The crisis of Circus Oz about what sort of board is needed played out publicly in recent years and raised the question of ‘what sort of skills are needed on an arts organisation board and what place does arts experience have within this?’ Yet many organisations have not addressed this question, and regional conditions add to issues of board makeup. These include the fact that in small regional communities, the people with suitable board skills are often called on repeatedly, causing board fatigue, compounded by the fact that many people are wary of both the commitment and the responsibility associated with board time, even though they still want to see these organisations able to be active in their community.

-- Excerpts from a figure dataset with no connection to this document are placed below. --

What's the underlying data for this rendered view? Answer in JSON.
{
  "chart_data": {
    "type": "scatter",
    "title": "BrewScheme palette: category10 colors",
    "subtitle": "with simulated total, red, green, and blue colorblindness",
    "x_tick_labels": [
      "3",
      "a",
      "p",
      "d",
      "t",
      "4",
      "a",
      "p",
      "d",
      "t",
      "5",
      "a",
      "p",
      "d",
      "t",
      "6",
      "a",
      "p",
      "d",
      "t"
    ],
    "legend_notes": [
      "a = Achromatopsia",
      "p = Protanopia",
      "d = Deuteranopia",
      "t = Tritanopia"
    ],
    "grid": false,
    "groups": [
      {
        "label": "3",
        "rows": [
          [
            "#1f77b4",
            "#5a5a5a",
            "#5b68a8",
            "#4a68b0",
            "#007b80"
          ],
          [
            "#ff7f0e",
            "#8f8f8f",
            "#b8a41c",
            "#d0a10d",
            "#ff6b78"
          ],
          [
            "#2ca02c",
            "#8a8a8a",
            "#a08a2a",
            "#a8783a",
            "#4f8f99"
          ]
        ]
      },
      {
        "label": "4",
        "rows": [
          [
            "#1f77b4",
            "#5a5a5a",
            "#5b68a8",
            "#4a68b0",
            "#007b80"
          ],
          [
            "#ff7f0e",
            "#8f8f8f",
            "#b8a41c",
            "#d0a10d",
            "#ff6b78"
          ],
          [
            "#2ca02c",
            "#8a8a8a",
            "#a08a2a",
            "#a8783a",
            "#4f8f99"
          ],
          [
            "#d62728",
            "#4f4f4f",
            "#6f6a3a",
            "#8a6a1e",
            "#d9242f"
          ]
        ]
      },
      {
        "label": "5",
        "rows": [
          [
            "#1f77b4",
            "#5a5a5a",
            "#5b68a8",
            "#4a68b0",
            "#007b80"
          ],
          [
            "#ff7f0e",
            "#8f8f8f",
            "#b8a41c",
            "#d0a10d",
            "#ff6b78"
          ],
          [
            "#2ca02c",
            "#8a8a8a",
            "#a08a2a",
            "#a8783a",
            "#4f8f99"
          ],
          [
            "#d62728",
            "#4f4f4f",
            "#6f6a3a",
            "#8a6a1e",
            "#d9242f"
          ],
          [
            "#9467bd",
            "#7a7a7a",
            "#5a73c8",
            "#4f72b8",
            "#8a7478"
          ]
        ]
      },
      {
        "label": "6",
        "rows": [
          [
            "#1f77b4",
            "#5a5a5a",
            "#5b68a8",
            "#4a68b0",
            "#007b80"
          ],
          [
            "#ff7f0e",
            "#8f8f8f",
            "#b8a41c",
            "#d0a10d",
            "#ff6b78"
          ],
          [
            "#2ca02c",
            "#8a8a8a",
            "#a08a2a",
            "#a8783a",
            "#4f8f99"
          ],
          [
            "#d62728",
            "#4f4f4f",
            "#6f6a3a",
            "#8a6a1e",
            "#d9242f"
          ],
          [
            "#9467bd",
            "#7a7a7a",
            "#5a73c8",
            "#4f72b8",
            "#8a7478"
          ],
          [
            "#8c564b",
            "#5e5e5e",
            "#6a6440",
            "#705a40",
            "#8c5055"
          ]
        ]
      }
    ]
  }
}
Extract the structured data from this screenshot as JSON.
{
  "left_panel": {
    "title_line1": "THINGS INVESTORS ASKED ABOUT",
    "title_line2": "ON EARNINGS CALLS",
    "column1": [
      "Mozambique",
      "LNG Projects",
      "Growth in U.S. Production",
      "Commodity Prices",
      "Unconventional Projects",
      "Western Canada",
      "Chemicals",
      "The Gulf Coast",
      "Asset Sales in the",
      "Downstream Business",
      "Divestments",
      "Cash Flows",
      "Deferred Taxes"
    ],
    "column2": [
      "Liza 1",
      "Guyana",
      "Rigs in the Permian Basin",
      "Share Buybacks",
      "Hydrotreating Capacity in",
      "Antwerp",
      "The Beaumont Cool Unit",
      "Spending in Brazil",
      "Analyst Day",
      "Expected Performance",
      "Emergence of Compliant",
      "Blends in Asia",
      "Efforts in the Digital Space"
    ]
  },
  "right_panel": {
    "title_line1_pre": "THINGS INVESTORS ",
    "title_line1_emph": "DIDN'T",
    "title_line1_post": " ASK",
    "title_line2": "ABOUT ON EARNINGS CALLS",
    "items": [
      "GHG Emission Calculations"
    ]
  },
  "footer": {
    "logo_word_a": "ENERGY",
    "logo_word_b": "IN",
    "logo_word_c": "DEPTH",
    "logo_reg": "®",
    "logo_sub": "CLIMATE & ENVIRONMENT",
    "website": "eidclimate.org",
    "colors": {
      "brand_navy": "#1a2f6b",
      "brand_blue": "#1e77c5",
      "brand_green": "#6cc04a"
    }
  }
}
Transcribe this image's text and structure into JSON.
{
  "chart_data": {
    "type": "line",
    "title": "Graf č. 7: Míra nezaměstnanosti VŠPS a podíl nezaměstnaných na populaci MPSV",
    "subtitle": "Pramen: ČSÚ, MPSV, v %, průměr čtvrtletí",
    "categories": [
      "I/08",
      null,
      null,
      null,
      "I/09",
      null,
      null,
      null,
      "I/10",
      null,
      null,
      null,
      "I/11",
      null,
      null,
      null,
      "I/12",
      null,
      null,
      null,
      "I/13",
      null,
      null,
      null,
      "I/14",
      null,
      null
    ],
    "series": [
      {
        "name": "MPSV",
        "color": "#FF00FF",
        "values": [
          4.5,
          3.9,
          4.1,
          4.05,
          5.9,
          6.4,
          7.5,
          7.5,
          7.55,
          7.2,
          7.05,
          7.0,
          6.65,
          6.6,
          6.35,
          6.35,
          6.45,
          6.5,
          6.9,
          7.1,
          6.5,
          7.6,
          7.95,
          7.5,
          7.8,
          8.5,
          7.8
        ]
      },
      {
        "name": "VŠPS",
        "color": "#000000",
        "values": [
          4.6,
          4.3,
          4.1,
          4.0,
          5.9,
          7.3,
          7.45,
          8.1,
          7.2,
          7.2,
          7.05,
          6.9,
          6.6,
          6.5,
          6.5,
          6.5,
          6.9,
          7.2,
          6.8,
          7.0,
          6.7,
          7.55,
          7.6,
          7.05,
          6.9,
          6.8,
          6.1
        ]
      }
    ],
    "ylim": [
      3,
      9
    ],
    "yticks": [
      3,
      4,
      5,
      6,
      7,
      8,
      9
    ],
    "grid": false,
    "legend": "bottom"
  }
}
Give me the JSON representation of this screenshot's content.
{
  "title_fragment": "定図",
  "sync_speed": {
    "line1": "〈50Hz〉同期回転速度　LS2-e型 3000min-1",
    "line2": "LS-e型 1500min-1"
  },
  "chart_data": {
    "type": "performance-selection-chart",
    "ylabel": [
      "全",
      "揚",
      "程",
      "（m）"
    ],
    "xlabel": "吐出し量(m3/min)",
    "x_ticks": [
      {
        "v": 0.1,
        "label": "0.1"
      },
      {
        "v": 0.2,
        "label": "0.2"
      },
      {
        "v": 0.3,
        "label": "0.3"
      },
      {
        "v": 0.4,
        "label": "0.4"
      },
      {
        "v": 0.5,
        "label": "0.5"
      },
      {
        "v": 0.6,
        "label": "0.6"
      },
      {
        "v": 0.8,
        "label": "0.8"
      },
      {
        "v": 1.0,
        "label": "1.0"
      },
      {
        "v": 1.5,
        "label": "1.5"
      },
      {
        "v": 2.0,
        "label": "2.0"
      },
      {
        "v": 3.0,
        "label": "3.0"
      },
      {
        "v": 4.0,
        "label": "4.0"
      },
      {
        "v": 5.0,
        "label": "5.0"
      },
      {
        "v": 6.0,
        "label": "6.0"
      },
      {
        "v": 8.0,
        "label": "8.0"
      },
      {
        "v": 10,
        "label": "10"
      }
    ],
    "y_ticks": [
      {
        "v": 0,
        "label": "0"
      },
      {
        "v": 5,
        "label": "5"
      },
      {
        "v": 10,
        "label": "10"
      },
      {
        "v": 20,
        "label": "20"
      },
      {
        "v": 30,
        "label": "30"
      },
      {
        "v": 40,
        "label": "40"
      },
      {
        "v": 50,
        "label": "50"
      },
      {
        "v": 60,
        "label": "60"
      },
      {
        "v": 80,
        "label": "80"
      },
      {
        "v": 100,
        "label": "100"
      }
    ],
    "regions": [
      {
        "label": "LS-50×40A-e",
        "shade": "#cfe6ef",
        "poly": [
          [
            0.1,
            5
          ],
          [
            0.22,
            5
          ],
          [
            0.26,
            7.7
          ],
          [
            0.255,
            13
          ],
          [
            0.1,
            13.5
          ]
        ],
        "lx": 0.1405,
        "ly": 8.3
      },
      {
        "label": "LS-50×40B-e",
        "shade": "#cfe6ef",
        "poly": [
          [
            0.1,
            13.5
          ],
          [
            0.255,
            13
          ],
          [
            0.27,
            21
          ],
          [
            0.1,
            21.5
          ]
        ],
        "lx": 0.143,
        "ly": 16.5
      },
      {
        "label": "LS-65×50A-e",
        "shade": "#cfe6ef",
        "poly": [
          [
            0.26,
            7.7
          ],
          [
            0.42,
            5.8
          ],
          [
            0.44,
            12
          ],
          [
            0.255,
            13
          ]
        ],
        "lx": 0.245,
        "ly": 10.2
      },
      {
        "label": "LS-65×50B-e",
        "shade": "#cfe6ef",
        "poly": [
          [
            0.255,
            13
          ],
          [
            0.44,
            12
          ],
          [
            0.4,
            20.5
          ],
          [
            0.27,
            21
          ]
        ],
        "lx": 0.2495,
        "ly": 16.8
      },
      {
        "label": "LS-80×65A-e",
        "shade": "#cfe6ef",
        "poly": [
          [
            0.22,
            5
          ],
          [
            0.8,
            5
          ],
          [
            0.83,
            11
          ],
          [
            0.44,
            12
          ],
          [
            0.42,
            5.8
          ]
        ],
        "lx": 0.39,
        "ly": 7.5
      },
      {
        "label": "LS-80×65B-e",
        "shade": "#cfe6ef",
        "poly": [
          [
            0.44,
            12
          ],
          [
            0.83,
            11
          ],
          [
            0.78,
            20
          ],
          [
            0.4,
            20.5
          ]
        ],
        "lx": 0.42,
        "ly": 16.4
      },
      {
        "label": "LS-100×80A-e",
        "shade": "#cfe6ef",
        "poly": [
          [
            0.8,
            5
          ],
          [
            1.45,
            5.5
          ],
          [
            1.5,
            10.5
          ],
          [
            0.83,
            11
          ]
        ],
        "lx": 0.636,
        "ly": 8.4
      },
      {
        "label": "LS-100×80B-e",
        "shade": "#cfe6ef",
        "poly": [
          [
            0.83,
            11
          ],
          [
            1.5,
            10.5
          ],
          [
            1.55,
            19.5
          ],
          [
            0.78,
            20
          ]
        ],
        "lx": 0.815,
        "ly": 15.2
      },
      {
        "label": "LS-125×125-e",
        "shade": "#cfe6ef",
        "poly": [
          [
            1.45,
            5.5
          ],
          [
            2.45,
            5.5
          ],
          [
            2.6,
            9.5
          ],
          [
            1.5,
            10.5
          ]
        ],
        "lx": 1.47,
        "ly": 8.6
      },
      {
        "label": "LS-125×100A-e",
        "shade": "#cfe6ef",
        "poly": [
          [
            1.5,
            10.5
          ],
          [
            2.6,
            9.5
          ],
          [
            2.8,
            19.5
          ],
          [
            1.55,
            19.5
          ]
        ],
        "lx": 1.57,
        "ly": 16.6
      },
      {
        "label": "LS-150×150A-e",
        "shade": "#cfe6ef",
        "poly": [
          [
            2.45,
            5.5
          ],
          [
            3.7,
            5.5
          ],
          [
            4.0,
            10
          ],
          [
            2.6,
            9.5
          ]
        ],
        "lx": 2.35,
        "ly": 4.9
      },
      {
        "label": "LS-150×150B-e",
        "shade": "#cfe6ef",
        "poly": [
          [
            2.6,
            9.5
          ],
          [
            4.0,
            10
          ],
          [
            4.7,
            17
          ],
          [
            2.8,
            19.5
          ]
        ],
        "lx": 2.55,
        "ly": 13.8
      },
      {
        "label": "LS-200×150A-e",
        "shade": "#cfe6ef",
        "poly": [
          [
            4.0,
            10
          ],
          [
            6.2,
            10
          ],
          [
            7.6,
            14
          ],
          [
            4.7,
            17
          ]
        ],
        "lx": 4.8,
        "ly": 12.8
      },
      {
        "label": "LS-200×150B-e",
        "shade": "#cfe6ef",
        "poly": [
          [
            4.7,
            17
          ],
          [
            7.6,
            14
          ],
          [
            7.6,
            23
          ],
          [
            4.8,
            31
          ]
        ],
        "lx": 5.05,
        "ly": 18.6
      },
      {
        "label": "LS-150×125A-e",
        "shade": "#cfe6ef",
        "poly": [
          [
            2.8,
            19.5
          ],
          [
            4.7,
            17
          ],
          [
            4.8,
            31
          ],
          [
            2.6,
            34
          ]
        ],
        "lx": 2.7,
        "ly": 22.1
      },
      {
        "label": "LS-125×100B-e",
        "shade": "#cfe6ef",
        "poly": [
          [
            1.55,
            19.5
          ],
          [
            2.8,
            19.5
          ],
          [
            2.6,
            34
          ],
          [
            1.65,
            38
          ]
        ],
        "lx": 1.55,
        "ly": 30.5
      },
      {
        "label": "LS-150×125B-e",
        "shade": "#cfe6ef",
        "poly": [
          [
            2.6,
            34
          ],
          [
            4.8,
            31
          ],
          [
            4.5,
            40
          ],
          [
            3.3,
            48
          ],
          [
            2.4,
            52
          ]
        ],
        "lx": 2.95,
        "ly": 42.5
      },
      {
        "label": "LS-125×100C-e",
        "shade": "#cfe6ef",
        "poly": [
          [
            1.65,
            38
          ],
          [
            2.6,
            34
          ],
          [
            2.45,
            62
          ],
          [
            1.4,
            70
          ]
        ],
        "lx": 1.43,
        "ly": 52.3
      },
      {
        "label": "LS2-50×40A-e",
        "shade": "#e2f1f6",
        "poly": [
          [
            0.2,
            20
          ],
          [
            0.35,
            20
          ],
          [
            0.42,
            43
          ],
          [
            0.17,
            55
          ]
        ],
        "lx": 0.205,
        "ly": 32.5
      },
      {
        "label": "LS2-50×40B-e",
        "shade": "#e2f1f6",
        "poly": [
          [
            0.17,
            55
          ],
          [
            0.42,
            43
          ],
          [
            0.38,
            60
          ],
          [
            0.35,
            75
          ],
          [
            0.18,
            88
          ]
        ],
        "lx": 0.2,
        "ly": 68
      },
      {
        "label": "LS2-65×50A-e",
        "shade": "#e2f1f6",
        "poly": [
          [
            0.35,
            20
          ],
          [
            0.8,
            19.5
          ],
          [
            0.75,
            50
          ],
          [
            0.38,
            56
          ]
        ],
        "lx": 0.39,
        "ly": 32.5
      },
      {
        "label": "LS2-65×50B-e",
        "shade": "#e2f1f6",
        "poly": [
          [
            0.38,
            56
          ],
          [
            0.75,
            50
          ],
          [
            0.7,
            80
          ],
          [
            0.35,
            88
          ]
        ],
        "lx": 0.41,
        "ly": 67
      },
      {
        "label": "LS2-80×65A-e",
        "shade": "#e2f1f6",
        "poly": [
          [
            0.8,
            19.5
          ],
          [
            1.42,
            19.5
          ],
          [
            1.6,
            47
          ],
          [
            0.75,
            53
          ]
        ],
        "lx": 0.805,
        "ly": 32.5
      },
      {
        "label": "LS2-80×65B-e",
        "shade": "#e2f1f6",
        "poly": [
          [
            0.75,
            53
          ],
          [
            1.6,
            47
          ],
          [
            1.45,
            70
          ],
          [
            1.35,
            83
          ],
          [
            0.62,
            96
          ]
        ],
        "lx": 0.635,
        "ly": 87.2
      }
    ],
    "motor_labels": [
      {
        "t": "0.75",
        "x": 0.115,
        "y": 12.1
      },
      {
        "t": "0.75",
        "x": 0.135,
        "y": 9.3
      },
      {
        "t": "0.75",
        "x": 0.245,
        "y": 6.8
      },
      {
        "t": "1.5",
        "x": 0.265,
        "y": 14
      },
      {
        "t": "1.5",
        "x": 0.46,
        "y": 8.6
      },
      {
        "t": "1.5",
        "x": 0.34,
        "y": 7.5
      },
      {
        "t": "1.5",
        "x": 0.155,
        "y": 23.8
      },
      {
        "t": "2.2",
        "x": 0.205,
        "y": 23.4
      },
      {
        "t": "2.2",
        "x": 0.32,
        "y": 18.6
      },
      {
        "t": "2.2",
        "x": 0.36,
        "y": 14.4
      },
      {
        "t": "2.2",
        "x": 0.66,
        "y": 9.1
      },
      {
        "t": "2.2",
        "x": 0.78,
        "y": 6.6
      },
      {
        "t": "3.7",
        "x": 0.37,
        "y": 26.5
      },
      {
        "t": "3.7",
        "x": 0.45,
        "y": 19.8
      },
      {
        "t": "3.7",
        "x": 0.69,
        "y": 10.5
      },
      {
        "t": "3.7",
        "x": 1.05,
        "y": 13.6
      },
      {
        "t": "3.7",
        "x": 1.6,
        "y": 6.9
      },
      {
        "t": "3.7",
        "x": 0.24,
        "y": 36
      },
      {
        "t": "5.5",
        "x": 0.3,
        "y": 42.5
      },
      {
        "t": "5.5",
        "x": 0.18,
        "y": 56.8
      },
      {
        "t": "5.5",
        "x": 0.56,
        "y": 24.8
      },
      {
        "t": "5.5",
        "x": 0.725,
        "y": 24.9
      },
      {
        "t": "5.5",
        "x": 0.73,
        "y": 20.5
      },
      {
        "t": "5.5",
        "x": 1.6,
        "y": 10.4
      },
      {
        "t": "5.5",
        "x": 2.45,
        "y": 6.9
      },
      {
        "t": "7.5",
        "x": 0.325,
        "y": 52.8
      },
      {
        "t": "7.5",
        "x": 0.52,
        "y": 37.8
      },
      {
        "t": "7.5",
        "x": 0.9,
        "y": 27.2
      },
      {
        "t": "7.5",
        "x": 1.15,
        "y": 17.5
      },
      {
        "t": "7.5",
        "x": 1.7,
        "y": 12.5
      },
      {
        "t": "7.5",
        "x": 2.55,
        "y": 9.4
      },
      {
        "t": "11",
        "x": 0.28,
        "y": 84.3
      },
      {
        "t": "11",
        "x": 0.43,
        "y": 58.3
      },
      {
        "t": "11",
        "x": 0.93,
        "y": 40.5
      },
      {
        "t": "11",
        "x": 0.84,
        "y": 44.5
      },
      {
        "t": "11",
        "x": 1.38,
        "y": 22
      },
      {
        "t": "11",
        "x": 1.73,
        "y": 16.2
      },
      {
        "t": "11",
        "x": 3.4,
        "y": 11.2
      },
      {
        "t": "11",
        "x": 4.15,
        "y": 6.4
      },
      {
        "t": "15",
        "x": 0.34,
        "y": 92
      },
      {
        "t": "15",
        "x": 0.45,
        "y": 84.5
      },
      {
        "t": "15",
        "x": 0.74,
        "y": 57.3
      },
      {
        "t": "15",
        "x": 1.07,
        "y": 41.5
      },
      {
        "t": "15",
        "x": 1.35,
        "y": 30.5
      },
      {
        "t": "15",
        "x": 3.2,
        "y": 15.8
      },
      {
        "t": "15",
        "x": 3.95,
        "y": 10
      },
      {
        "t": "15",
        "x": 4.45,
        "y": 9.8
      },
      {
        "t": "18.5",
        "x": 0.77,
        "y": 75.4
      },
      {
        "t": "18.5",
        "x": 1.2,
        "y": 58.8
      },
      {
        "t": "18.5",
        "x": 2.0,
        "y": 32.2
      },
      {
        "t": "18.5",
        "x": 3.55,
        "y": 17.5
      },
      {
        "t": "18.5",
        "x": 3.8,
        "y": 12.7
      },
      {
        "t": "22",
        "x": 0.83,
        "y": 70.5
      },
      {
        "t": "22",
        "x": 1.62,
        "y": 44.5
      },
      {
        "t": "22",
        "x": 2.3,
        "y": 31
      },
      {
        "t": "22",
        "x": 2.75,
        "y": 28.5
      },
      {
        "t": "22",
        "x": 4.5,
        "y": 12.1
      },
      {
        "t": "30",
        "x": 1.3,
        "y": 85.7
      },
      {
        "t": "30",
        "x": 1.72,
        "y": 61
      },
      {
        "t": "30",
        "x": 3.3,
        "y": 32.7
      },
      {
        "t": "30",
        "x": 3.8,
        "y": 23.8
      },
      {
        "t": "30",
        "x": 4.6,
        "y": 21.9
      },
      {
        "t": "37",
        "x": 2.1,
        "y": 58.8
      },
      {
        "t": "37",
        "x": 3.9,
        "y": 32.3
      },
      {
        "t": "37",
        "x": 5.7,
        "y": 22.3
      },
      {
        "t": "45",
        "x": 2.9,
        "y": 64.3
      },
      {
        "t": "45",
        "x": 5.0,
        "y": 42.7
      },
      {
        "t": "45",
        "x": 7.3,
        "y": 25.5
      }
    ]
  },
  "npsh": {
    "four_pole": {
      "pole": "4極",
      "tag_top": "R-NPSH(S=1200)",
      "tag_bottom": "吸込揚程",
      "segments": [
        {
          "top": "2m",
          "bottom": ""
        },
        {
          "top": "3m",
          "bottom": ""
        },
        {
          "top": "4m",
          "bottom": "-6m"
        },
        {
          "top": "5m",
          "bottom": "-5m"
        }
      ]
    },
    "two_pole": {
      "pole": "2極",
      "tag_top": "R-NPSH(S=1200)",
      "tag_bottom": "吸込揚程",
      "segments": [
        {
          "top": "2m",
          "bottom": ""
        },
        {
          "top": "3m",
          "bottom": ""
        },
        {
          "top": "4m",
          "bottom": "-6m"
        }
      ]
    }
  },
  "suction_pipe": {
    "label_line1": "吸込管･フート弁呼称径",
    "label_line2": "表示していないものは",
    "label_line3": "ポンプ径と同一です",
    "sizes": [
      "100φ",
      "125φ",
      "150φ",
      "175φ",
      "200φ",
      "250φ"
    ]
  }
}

When it comes to the thorny issue of how much arts expertise is needed on the board or an arts organisation, I have my own opinion. Firstly, the skills that I most value on my board are those that are not my strengths. For example, I think having HR expertise is highly valuable as it is an area that most managers have to deal with, even though we are not necessarily trained in all the legalities of this field. I like knowing that in areas like risk management or financial management, I have people double-checking our work, helping to ensure that we are making responsible decisions, but I do want to know that these people also have an appreciation of the arts and the value of our programs. What I don’t really need is someone telling me how to develop arts programs; this is what I know and understand, what I am trained to do and the area where I have many years of experience, but I do value having some different arts perspectives on my board too. It’s great to have the view of an arts practitioner or the expertise of someone who liaises closely with the sector and knows the politics of the arts, the ‘who’s who’.
Representative boards used to be the dominant model within the NSW regional arts sector. There has been a steady move away from this, removing the problem of people representing bodies such as local councils and coming into board meetings with split loyalties when their role should have been to ensure the organisation was being managed well and in its own interest. Those cases have lessened, and increasingly we are seeing boards able to steer organisations with knowledge and expertise. But there is nothing like a crisis to sort out whether a board has the right balance of skills across its members along with an understanding of the arts sector that we operate in. With ever-increasing levels of compliance being demanded of our arts organisations, I urge all our regional arts bodies – whether professional organisations or community, volunteer-run associations, to address the need for good governance by starting with ensuring that their board is made up of people invested in the sector but with skills to support good practice.